Still, he had a point. Iago comes easily to mind – the very name conjures up a twisted, creeping poison, puts it slap in the middle of a classroom. Iago could make most students, the ones who thought in any real sense, react because he was always half outside the play. Like the devil, always dancing about evilly, embracing the possibilities of this world.

‘I’m not sure that’s right,’ she said carefully. Immediately she wished she could retract the final world. She cursed ten years of teaching people whose cultural predilection was to boil everything down to right and wrong, acceptable and unacceptable, marks-gaining and marks-losing. ‘There are some things, some behaviours, that are just hateful. And intelligent readers see that.’

‘I think we judge the hatefulness of a character on their attitude to us, to the kind of power they give us – rather than what they actually do to others. Look at Humbert Humbert.’

She stilled. Nabokov’s novel was a teacher’s version of Godwin’s Law of Nazi Analogies. This was the point at which she was supposed to stop the argument and brightly redirect efforts to the task. But some thrawn part of her, desperate to engage with another reader’s mind, said ‘What do you mean?’

‘Humbert Humbert? What a stupid name.’ There was a snigger from somewhere in the room. Evidently Lolita didn’t figure in the Saturday tutoring repertoire, as it very properly shouldn’t.

He spread his hands. ‘He’s a pedophile who drugs his wife, marries her to get close to her teenage daughter, whom he then…’ he made a throwaway gesture. ‘You know.’

‘And we don’t hate him for that?’ she allowed a shrill note to enter her voice. No doubts could remain about a teacher’s disgust and ire at Humbert. Not if the teacher wanted to keep working.

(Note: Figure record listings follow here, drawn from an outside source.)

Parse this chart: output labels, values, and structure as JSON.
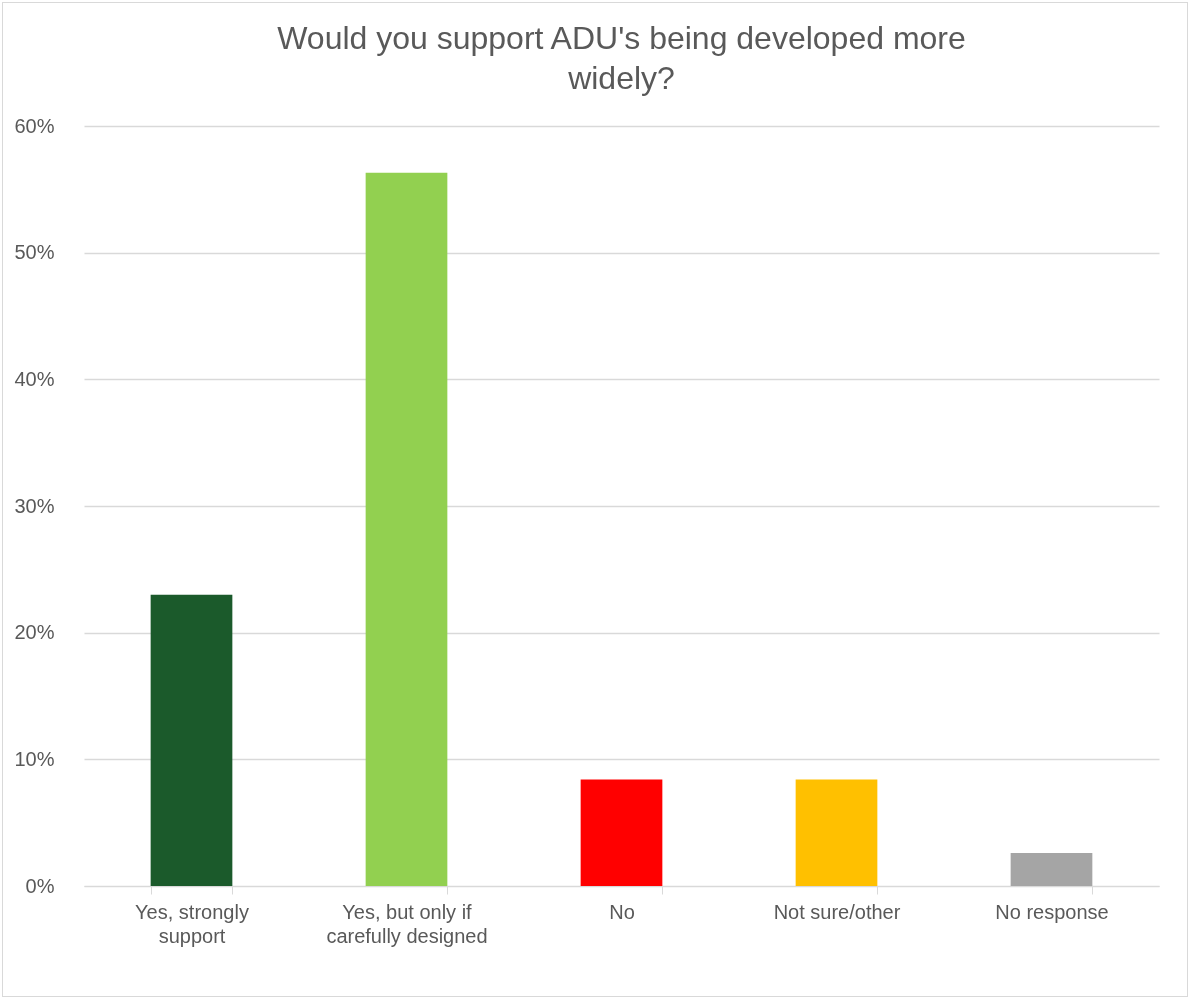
{
  "chart_data": {
    "type": "bar",
    "title": "Would you support ADU's being developed more widely?",
    "categories": [
      "Yes, strongly support",
      "Yes, but only if carefully designed",
      "No",
      "Not sure/other",
      "No response"
    ],
    "values": [
      23,
      56.3,
      8.4,
      8.4,
      2.6
    ],
    "colors": [
      "#1b5a2b",
      "#92d050",
      "#ff0000",
      "#ffc000",
      "#a5a5a5"
    ],
    "ylim": [
      0,
      60
    ],
    "yticks": [
      {
        "value": 0,
        "label": "0%"
      },
      {
        "value": 10,
        "label": "10%"
      },
      {
        "value": 20,
        "label": "20%"
      },
      {
        "value": 30,
        "label": "30%"
      },
      {
        "value": 40,
        "label": "40%"
      },
      {
        "value": 50,
        "label": "50%"
      },
      {
        "value": 60,
        "label": "60%"
      }
    ],
    "grid": "y"
  }
}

‘Not really. The wife was as much of a fantasist as Humbert. And Lolita’s, what, sixteen? Fifteen? It’s not as if she’s five or six. And he loves her, by the end of it. Not her age, or her teenage body – which she’s lost by then. He loves her. We should probably hate him for being weak and pathetic, but we don’t. We like Humbert. We even laugh with him. We don’t hate him because he calls us his jury, and he’s pleading with us. We all get off on the power of judging someone. If you hate someone who pleads with you, what kind of monster are you?’

He raise his eyebrows and a shrug that implied What are we to make of all this? She became aware of multiple pens flick-spinning on multiple fingers. There was the sudden angsty recognition that material was being discussed which might affect marks, and thus standing, and thus happiness.

‘Should we bring up stuff like that?’

‘Should we read the Humbert book?

‘Should we make up characters if we can’t think of any?’

‘Will we get marked down if we write about, you know, pedophiles and stuff like that?’

‘Does this count?’

The new boy picked up his pen and started writing while the waterline of angst rose and threatened to spill over from the other seats. He wrote peacefully through the rest of the period until the bell rang and she collected the papers in. She stayed at her desk and found his paper in the pile. ‘Love those who hate you and turn the other cheek to those who smite you,’ he had written. ‘And then try putting Iago back in the box.’

She looked up thoughtfully. Outside the crowds were filling the grounds for lunchtime. She saw the new boy settle under a tree, alone, and pull out a sandwich. She returned to his paper. What, she thought, was she to make of all this?